He found a handle in a protagonist who sounds similar to Hartley himself, a New Yorker who married actress Miho Nikaido after they worked together in his film Flirt. In Where To Land, Joseph Fulton is a well-regarded fifty-eight year-old director of romantic comedies, who decides he wants to work outdoors and be close to nature, and so he aspires to become assistant groundskeeper at a local cemetery. As he draws up his will, his actress girlfriend thinks he must be dying and is too stoic to tell anyone. The rumor spreads and soon everyone he knows has crowded into his small apartment to say their farewells.

After five previous successful Kickstarter fundraisers, Hartley went that route again.
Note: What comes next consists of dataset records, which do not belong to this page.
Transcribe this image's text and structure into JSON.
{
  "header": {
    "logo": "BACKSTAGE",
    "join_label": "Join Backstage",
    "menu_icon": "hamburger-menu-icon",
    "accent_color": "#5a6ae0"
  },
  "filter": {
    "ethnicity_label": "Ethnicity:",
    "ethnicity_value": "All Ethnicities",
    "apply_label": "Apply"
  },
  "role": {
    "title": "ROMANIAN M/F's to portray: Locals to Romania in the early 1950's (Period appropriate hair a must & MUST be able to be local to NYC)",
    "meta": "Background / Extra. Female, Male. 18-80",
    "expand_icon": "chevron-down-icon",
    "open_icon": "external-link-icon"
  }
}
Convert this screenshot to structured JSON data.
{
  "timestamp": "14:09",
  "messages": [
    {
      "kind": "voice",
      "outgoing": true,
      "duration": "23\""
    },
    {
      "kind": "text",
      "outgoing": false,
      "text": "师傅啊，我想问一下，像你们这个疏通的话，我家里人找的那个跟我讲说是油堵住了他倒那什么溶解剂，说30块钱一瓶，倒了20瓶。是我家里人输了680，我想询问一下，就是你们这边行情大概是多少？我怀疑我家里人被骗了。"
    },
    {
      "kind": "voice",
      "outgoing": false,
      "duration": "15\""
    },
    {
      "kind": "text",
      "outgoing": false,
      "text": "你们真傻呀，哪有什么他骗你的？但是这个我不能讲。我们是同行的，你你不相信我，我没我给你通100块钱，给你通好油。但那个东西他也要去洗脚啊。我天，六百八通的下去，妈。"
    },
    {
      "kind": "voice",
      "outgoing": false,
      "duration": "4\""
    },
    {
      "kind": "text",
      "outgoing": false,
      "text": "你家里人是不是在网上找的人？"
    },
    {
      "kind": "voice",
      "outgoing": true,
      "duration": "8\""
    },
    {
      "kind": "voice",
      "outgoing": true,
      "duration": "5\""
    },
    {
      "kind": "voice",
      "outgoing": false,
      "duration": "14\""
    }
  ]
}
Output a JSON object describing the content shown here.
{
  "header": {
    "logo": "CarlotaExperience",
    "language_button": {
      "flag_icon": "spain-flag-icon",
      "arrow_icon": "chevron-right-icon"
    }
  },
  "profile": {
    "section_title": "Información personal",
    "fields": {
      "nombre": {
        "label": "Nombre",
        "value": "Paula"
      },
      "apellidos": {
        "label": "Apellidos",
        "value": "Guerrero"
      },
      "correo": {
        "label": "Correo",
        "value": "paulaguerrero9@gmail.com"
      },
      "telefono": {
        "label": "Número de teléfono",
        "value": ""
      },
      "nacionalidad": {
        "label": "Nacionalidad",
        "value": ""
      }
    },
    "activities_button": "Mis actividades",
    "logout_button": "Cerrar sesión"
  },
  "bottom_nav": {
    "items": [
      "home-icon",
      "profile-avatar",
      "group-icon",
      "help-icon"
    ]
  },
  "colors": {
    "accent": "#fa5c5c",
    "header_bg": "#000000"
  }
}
It is an intriguing process for a filmmaker who is content to make modest, personal movies that appeal to a specific audience willing to pay for the privilege of watching his films.

“The kind of business I was in when my career started in the 1990s, it doesn’t exist anymore,” Hartley said. “My artistic inclinations are still the same, though. I’m not a corporate manufacturer of entertainment. I’m not terribly good at that, though I’ve enjoyed having jobs as a director for hire for corporations like Amazon (he directed episodes of the series Red Oaks), and I enjoyed it tremendously. You got a lot more money, worked with nice people, but it’s an impersonal thing. But to pursue my own art, my own craft, I needed to invent a new way, a new economy and that’s what the Kickstarter crowd sourcing thing has provided me. I’m lucky enough to have an established fan base around the world large enough so that I could, as I’m doing now, essentially ask people to pre-buy the Blu-ray, the book the CD, all the stuff I create, and wait a year to get it. About 60-65% of the money we raise is from people who are just putting up $100 in anticipation of the film, the music and the book and some other things, a year in advance. Then there are other people who buy tangible things that are useful to them, like executive producer credit. These are real things for them. As far as I’m concerned, what most of the producers I’ve worked in the more conventional film world bring, is money. And that’s how I can make a modest living doing the kind of work I want to do.”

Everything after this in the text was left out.